Circuit explaining ground bounce

In electronic engineering, ground bounce is a phenomenon associated with transistor switching where the gate voltage can appear to be less than the local ground potential, causing the unstable operation of a logic gate.

Description

Ground bounce is usually seen on high density VLSI where insufficient precautions have been taken to supply a logic gate with a sufficiently low impedance connection to ground (or sufficiently high bypass capacitance). In this phenomenon, when the base of an NPN transistor is turned on, enough current flows through the emitter-collector circuit that the silicon in the immediate vicinity of the emitter-ground connection is pulled partially high, sometimes by several volts, thus raising the local ground, as perceived at the gate, to a value significantly above true ground. Relative to this local ground, the base voltage can go negative, thus shutting off the transistor. As the excess local charge dissipates, the transistor turns back on, possibly causing a repeat of the phenomenon, sometimes up to a half-dozen bounces.

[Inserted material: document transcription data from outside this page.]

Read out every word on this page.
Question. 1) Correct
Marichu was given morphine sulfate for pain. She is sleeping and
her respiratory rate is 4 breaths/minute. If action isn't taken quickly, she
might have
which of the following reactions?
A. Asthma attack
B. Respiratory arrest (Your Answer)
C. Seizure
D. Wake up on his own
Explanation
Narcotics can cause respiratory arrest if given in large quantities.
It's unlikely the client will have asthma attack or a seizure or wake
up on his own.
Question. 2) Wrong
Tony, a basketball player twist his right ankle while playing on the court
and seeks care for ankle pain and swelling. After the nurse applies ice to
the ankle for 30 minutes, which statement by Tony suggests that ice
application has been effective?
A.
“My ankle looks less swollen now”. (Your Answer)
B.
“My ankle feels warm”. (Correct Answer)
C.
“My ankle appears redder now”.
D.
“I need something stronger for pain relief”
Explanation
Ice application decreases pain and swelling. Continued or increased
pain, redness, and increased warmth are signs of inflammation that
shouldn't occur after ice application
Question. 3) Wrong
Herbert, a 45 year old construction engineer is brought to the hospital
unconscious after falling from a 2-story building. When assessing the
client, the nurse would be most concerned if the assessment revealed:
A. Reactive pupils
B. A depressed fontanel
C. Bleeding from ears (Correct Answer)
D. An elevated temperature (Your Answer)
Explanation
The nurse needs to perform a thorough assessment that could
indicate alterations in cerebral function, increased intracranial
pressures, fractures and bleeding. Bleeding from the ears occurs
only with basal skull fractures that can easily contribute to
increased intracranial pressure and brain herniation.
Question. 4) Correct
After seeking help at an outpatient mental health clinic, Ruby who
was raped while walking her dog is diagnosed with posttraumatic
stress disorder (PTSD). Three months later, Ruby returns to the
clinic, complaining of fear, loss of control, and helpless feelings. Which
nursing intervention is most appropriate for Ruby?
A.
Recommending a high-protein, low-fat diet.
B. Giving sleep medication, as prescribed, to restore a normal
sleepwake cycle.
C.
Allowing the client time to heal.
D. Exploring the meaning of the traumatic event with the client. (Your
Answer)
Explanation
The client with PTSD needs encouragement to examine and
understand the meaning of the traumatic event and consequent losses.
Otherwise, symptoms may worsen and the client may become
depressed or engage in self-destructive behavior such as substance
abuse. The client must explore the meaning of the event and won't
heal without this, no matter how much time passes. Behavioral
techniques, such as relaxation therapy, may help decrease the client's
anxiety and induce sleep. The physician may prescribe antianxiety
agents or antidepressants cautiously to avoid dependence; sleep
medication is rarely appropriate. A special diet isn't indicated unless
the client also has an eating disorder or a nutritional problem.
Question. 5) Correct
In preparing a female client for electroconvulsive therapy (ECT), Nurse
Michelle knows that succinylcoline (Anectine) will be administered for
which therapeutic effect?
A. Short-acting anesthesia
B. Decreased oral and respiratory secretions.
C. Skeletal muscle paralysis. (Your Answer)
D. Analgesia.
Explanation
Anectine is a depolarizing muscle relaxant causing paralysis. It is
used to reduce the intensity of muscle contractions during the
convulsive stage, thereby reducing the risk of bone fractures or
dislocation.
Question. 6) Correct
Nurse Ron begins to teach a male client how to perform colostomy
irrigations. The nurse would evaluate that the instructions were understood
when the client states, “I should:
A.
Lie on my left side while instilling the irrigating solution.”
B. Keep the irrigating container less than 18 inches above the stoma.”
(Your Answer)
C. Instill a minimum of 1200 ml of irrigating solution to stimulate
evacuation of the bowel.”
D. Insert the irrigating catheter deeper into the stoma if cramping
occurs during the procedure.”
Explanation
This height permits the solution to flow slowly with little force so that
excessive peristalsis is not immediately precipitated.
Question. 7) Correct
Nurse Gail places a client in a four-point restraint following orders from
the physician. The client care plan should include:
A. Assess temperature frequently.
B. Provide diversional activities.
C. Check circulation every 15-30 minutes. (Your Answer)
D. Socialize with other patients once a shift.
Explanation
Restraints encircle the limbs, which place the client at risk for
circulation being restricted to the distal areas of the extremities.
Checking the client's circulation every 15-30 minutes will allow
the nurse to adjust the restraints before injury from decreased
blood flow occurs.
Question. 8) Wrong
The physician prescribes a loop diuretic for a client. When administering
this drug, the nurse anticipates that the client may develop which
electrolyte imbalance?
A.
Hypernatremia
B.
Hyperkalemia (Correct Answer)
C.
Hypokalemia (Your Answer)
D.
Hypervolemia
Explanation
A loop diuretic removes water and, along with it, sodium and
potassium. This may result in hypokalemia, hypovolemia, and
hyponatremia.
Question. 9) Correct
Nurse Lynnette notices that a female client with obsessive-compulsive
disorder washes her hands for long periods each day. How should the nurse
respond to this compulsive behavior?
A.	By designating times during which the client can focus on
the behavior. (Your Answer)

Ground bounce is one of the leading causes of "hung" or metastable gates in modern digital circuit design. This happens because the ground bounce puts the input of a flip flop effectively at voltage level that is neither a one nor a zero at clock time, or causes untoward effects in the clock itself. A similar voltage sag phenomenon may be seen on the collector side, called supply voltage sag (or VCC sag), where VCC is pulled unnaturally low. As a whole, ground bounce is a major issue in nanometer range technologies in VLSI.

Ground bounce can also occur when the circuit board has poorly designed ground paths. Improper ground or VCC can lead to local variations in the ground level between various components. This is most commonly seen in circuit boards that have ground and VCC paths on the surfaces of the board.

Reduction

Ground bounce may be reduced by placing a 10–30-ohm resistor in series to each of the switching outputs to limit the current flow during the gate switch.[1]